From: Dave Chinner <david@fromorbit.com>
To: xfs@oss.sgi.com
Subject: [regression] stack overflow in xfs_buf_iodone_callbacks
Date: Thu, 21 Jun 2012 19:18:03 +1000 [thread overview]
Message-ID: <20120621091803.GB10673@dastard> (raw)
Folks,
I just had a stack overflow in the delayed write buffer error
handling with a shut down filesystem:
.....
[ 20.712744] [<ffffffff81448023>] xfs_buf_iodone_work+0x23/0x50
[ 20.712744] [<ffffffff814481a0>] xfs_buf_ioend+0x70/0x180
[ 20.712744] [<ffffffff814484c5>] _xfs_buf_ioend+0x25/0x30
[ 20.712744] [<ffffffff81448788>] __xfs_buf_iorequest+0x98/0x130
[ 20.712744] [<ffffffff81448836>] xfs_buf_iorequest+0x16/0x20
[ 20.712744] [<ffffffff81448945>] xfs_bdstrat_cb+0x65/0x110
[ 20.712744] [<ffffffff814b9d7c>] xfs_buf_iodone_callbacks+0x11c/0x290
[ 20.712744] [<ffffffff81448023>] xfs_buf_iodone_work+0x23/0x50
[ 20.712744] [<ffffffff814481a0>] xfs_buf_ioend+0x70/0x180
[ 20.712744] [<ffffffff814484c5>] _xfs_buf_ioend+0x25/0x30
[ 20.712744] [<ffffffff81448788>] __xfs_buf_iorequest+0x98/0x130
[ 20.712744] [<ffffffff81448836>] xfs_buf_iorequest+0x16/0x20
[ 20.712744] [<ffffffff81448945>] xfs_bdstrat_cb+0x65/0x110
[ 20.712744] [<ffffffff814b9d7c>] xfs_buf_iodone_callbacks+0x11c/0x290
[ 20.712744] [<ffffffff81448023>] xfs_buf_iodone_work+0x23/0x50
[ 20.712744] [<ffffffff814481a0>] xfs_buf_ioend+0x70/0x180
[ 20.712744] [<ffffffff814484c5>] _xfs_buf_ioend+0x25/0x30
[ 20.712744] [<ffffffff81448788>] __xfs_buf_iorequest+0x98/0x130
[ 20.712744] [<ffffffff81448836>] xfs_buf_iorequest+0x16/0x20
[ 20.712744] [<ffffffff81448945>] xfs_bdstrat_cb+0x65/0x110
[ 20.712744] [<ffffffff814b9d7c>] xfs_buf_iodone_callbacks+0x11c/0x290
[ 20.712744] [<ffffffff81448023>] xfs_buf_iodone_work+0x23/0x50
[ 20.712744] [<ffffffff814481a0>] xfs_buf_ioend+0x70/0x180
[ 20.712744] [<ffffffff814484c5>] _xfs_buf_ioend+0x25/0x30
[ 20.712744] [<ffffffff81448788>] __xfs_buf_iorequest+0x98/0x130
[ 20.712744] [<ffffffff81448836>] xfs_buf_iorequest+0x16/0x20
[ 20.712744] [<ffffffff81448945>] xfs_bdstrat_cb+0x65/0x110
[ 20.712744] [<ffffffff81448c39>] __xfs_buf_delwri_submit+0x249/0x280
[ 20.712744] [<ffffffff81449920>] xfs_buf_delwri_submit_nowait+0x20/0x30
[ 20.712744] [<ffffffff814bc43e>] xfsaild+0x21e/0x750
[ 20.712744] [<ffffffff810a0472>] kthread+0xa2/0xb0
[ 20.712744] [<ffffffff81b83c64>] kernel_thread_helper+0x4/0x10
Basically, the commit:
43ff212 xfs: on-stack delayed write buffer lists
took away the delay in resubmitting metadata buffers that have
had a write error, and so the xfsbdstrat() resubmission immediately
errors out on the shutdown flag, calling the io completion for teh
buffer that then runs xfs_buf_iodone_callbacks(), that then calls
xfs_bdstrat_cb(), that then errors out on the shutdown flag, calls
io completion, and around it goes in a spiral of death.

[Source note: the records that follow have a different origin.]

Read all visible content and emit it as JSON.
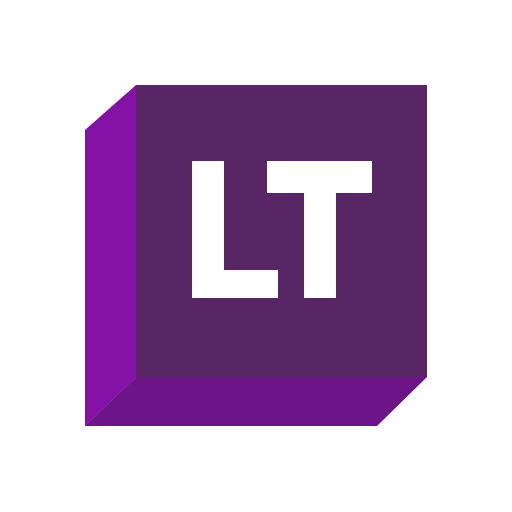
{
  "logo": {
    "text": "LT",
    "colors": {
      "front_face": "#582565",
      "left_face": "#8412A7",
      "bottom_face": "#6E1489",
      "letters": "#FFFFFF",
      "background": "#FFFFFF"
    }
  }
}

I did flag the change to an immediate xfsbdstrat() call as a problem
in review, and mentioned a possible solution to the problem, but it
looks like it fell through the cracks
http://oss.sgi.com/archives/xfs/2012-04/msg00760.html
"This will just resubmit the IO immediately after it is
failed, while previously it will only be pushed again after
it ages out (15s later). Perhaps it can just be left to be
pushed by the aild next time it passes over it?"
That would definitely prevent the Spiral of Stack Doom that I've
just seen....
I don't have time to come up with a fix for this right now, but it
needs to be fixed before 3.5 releases. I don't have time because I'm
going to be AFK next week, so I'd appreciate it if someone could
look at fixing this in the mean time?
Cheers,
Dave.
--
Dave Chinner
david@fromorbit.com
_______________________________________________
xfs mailing list
xfs@oss.sgi.com
http://oss.sgi.com/mailman/listinfo/xfs
next reply other threads:[~2012-06-21 9:18 UTC|newest]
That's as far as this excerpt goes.